A year later, at the First International Brain Stimulation Conference in Singapore in March, 2015, Dr Sackeim made another thought provoking statement:   the dose we give of TMS is “homeopathic” and the brain cures itself.  A small area of the brain remains activated for 45 minutes or less after a 20-30 minute treatment.   For about an hour during and after the treatment, there is a mild increase in blood flow, metabolism, and EEG activity.  Then the EEG—and the brain—returns to its previous state.  There is observable difference in the patient.  He feels no different and goes to work as usual. But as 5, 10, 12 treatments pass, his depression typically begins to remit.

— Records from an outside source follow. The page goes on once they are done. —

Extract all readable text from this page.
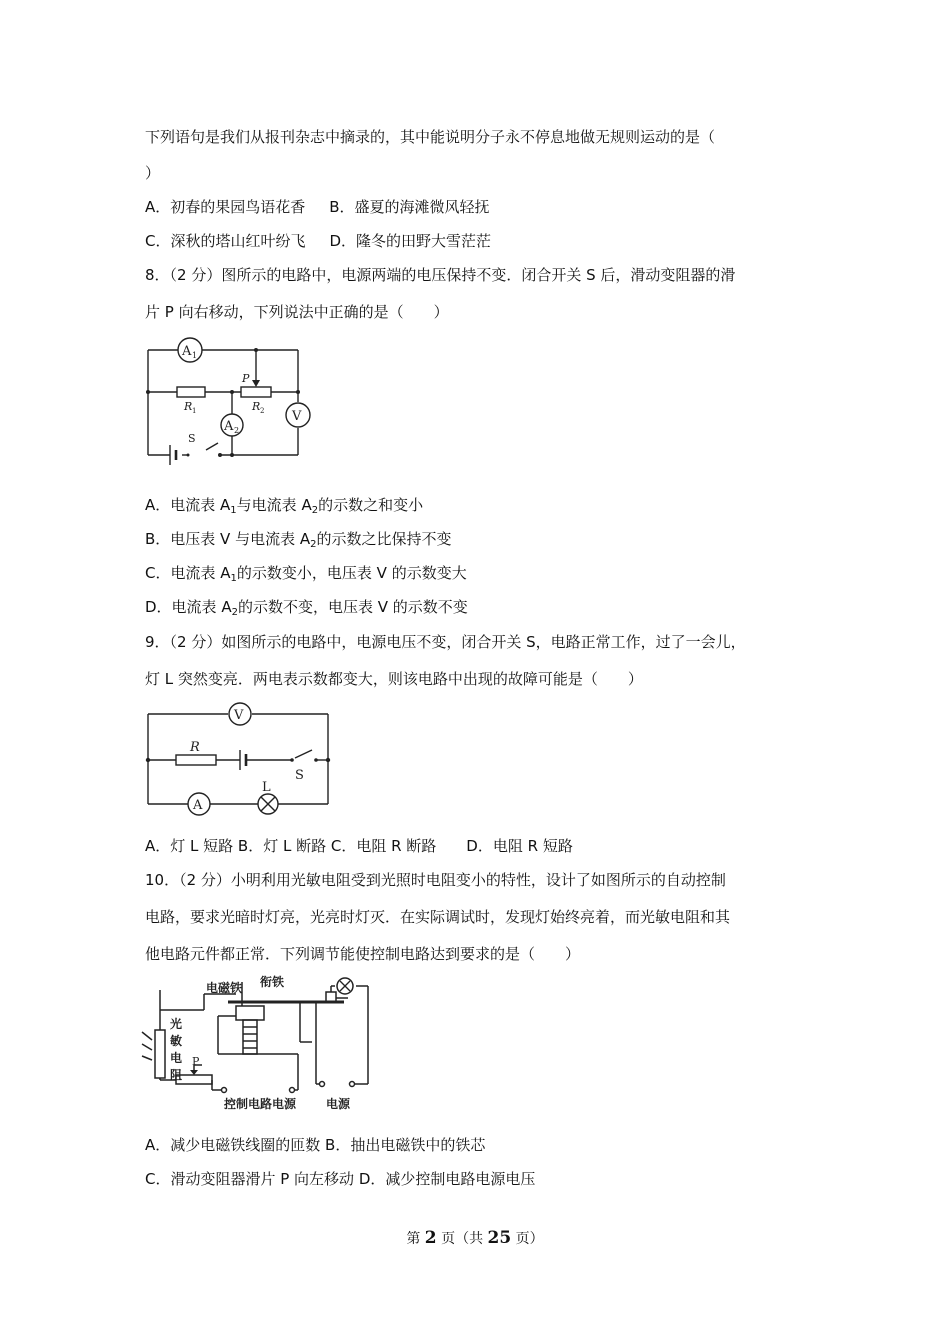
下列语句是我们从报刊杂志中摘录的，其中能说明分子永不停息地做无规则运动的是（
）
A．初春的果园鸟语花香 B．盛夏的海滩微风轻抚
C．深秋的塔山红叶纷飞 D．隆冬的田野大雪茫茫
8．（2 分）图所示的电路中，电源两端的电压保持不变．闭合开关 S 后，滑动变阻器的滑
片 P 向右移动，下列说法中正确的是（　　）
A 1
A 2
V
P
R 1	R 2
S
A．电流表 $A_1$与电流表 $A_2$的示数之和变小
B．电压表 V 与电流表 $A_2$的示数之比保持不变
C．电流表 $A_1$的示数变小，电压表 V 的示数变大
D．电流表 $A_2$的示数不变，电压表 V 的示数不变
9．（2 分）如图所示的电路中，电源电压不变，闭合开关 S，电路正常工作，过了一会儿，
灯 L 突然变亮．两电表示数都变大，则该电路中出现的故障可能是（　　）
V
R
S
A
L
A．灯 L 短路 B．灯 L 断路 C．电阻 R 断路　　D．电阻 R 短路
10．（2 分）小明利用光敏电阻受到光照时电阻变小的特性，设计了如图所示的自动控制
电路，要求光暗时灯亮，光亮时灯灭．在实际调试时，发现灯始终亮着，而光敏电阻和其
他电路元件都正常．下列调节能使控制电路达到要求的是（　　）
电磁铁 衔铁
光
敏
电
阻
P
控制电路电源 电源
A．减少电磁铁线圈的匝数 B．抽出电磁铁中的铁芯
C．滑动变阻器滑片 P 向左移动 D．减少控制电路电源电压
第 2 页（共 25 页）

If the brain is curing itself, it would explain why the benefit is so surprisingly durable—so long-lasting.   TMS increases “neuronal plasticity”—the ability of brain cells to change and adapt.   Is this increase in plasticity allowing the brain to cure itself?   The brain wants to improve in the right direction, and the TMS enables it to do this.   The benefit frequently lasts a very long time. Since only a few treatments are necessary if and when a relapse occurs, this implies something has “permanently” changed for the better in the brain.

* He was head of research in brain stimulation

[mainly ECT and TMS] for 20 years at Columbia.   He most known for his research in ECT, where he greatly improved the field.  He founded a major journal:  Brain Stimulation.